Implicit auditory memory in older listeners: From encoding to 6-month retention.

Roberta Bianco, Edward T R Hall, Marcus T Pearce, Maria Chait
Author Information
  1. Roberta Bianco: Ear Institute, University College London, WC1X 8EE, London, United Kingdom.
  2. Edward T R Hall: School of Electronic Engineering and Computer Science, Queen Mary University of London, E1 4NS, London, United Kingdom.
  3. Marcus T Pearce: School of Electronic Engineering and Computer Science, Queen Mary University of London, E1 4NS, London, United Kingdom.
  4. Maria Chait: Ear Institute, University College London, WC1X 8EE, London, United Kingdom.

Abstract

Any listening task, from sound recognition to sound-based communication, rests on auditory memory which is known to decline in healthy ageing.

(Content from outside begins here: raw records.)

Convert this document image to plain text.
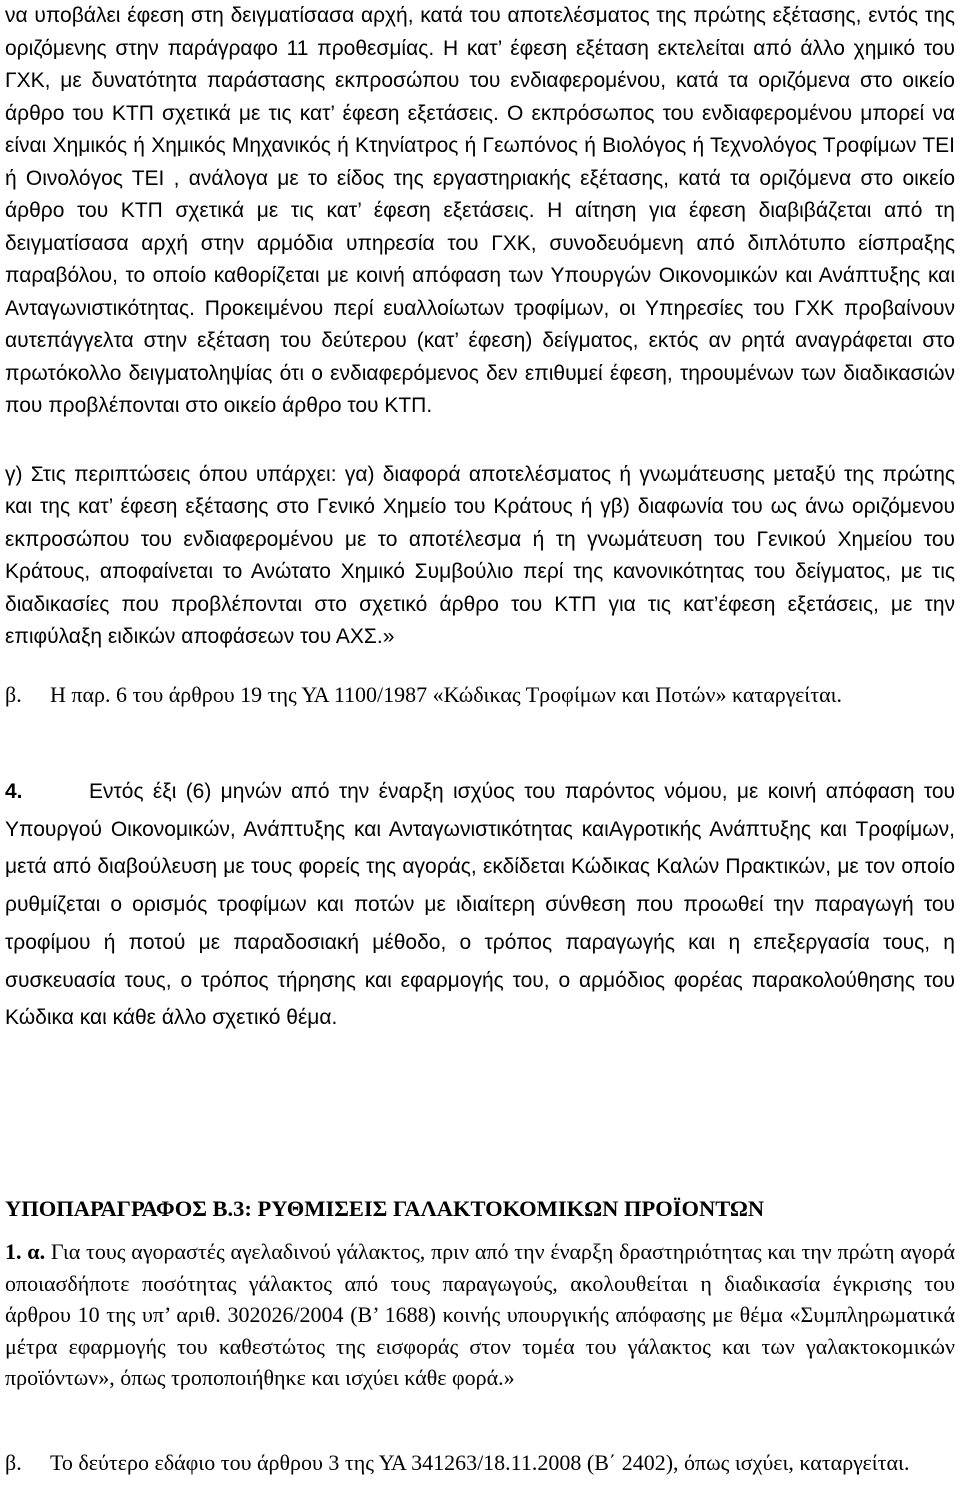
να υποβάλει έφεση στη δειγματίσασα αρχή, κατά του αποτελέσματος της πρώτης εξέτασης, εντός της οριζόμενης στην παράγραφο 11 προθεσμίας. Η κατ’ έφεση εξέταση εκτελείται από άλλο χημικό του ΓΧΚ, με δυνατότητα παράστασης εκπροσώπου του ενδιαφερομένου, κατά τα οριζόμενα στο οικείο άρθρο του ΚΤΠ σχετικά με τις κατ’ έφεση εξετάσεις. Ο εκπρόσωπος του ενδιαφερομένου μπορεί να είναι Χημικός ή Χημικός Μηχανικός ή Κτηνίατρος ή Γεωπόνος ή Βιολόγος ή Τεχνολόγος Τροφίμων ΤΕΙ ή Οινολόγος ΤΕΙ , ανάλογα με το είδος της εργαστηριακής εξέτασης, κατά τα οριζόμενα στο οικείο άρθρο του ΚΤΠ σχετικά με τις κατ’ έφεση εξετάσεις. Η αίτηση για έφεση διαβιβάζεται από τη δειγματίσασα αρχή στην αρμόδια υπηρεσία του ΓΧΚ, συνοδευόμενη από διπλότυπο είσπραξης παραβόλου, το οποίο καθορίζεται με κοινή απόφαση των Υπουργών Οικονομικών και Ανάπτυξης και Ανταγωνιστικότητας. Προκειμένου περί ευαλλοίωτων τροφίμων, οι Υπηρεσίες του ΓΧΚ προβαίνουν αυτεπάγγελτα στην εξέταση του δεύτερου (κατ’ έφεση) δείγματος, εκτός αν ρητά αναγράφεται στο πρωτόκολλο δειγματοληψίας ότι ο ενδιαφερόμενος δεν επιθυμεί έφεση, τηρουμένων των διαδικασιών που προβλέπονται στο οικείο άρθρο του ΚΤΠ.

γ) Στις περιπτώσεις όπου υπάρχει: γα) διαφορά αποτελέσματος ή γνωμάτευσης μεταξύ της πρώτης και της κατ’ έφεση εξέτασης στο Γενικό Χημείο του Κράτους ή γβ) διαφωνία του ως άνω οριζόμενου εκπροσώπου του ενδιαφερομένου με το αποτέλεσμα ή τη γνωμάτευση του Γενικού Χημείου του Κράτους, αποφαίνεται το Ανώτατο Χημικό Συμβούλιο περί της κανονικότητας του δείγματος, με τις διαδικασίες που προβλέπονται στο σχετικό άρθρο του ΚΤΠ για τις κατ’έφεση εξετάσεις, με την επιφύλαξη ειδικών αποφάσεων του ΑΧΣ.»

β. Η παρ. 6 του άρθρου 19 της ΥΑ 1100/1987 «Κώδικας Τροφίμων και Ποτών» καταργείται.

4.	Εντός έξι (6) μηνών από την έναρξη ισχύος του παρόντος νόμου, με κοινή απόφαση του Υπουργού Οικονομικών, Ανάπτυξης και Ανταγωνιστικότητας καιΑγροτικής Ανάπτυξης και Τροφίμων, μετά από διαβούλευση με τους φορείς της αγοράς, εκδίδεται Κώδικας Καλών Πρακτικών, με τον οποίο ρυθμίζεται ο ορισμός τροφίμων και ποτών με ιδιαίτερη σύνθεση που προωθεί την παραγωγή του τροφίμου ή ποτού με παραδοσιακή μέθοδο, ο τρόπος παραγωγής και η επεξεργασία τους, η συσκευασία τους, ο τρόπος τήρησης και εφαρμογής του, ο αρμόδιος φορέας παρακολούθησης του Κώδικα και κάθε άλλο σχετικό θέμα.

ΥΠΟΠΑΡΑΓΡΑΦΟΣ Β.3: ΡΥΘΜΙΣΕΙΣ ΓΑΛΑΚΤΟΚΟΜΙΚΩΝ ΠΡΟΪΟΝΤΩΝ

1. α. Για τους αγοραστές αγελαδινού γάλακτος, πριν από την έναρξη δραστηριότητας και την πρώτη αγορά οποιασδήποτε ποσότητας γάλακτος από τους παραγωγούς, ακολουθείται η διαδικασία έγκρισης του άρθρου 10 της υπ’ αριθ. 302026/2004 (Β’ 1688) κοινής υπουργικής απόφασης με θέμα «Συμπληρωματικά μέτρα εφαρμογής του καθεστώτος της εισφοράς στον τομέα του γάλακτος και των γαλακτοκομικών προϊόντων», όπως τροποποιήθηκε και ισχύει κάθε φορά.»

β. Το δεύτερο εδάφιο του άρθρου 3 της ΥΑ 341263/18.11.2008 (Β΄ 2402), όπως ισχύει, καταργείται.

However, how this decline maps onto multiple components and stages of auditory memory remains poorly characterised. In an online unsupervised longitudinal study, we tested ageing effects on implicit auditory memory for rapid tone patterns. The test required participants (younger, aged 20-30, and older adults aged 60-70) to quickly respond to rapid regularly repeating patterns emerging from random sequences. Patterns were novel in most trials (REGn), but unbeknownst to the participants, a few distinct patterns reoccurred identically throughout the sessions (REGr). After correcting for processing speed, the response times (RT) to REGn should reflect the information held in echoic and short-term memory before detecting the pattern; long-term memory formation and retention should be reflected by the RT advantage (RTA) to REGr vs REGn which is expected to grow with exposure. Older participants were slower than younger adults in detecting REGn and exhibited a smaller RTA to REGr. Computational simulations using a model of auditory sequence memory indicated that these effects reflect age-related limitations both in early and long-term memory stages. In contrast to ageing-related accelerated forgetting of verbal material, here older adults maintained stable memory traces for REGr patterns up to 6 months after the first exposure. The results demonstrate that ageing is associated with reduced short-term memory and long-term memory formation for tone patterns, but not with forgetting, even over surprisingly long timescales.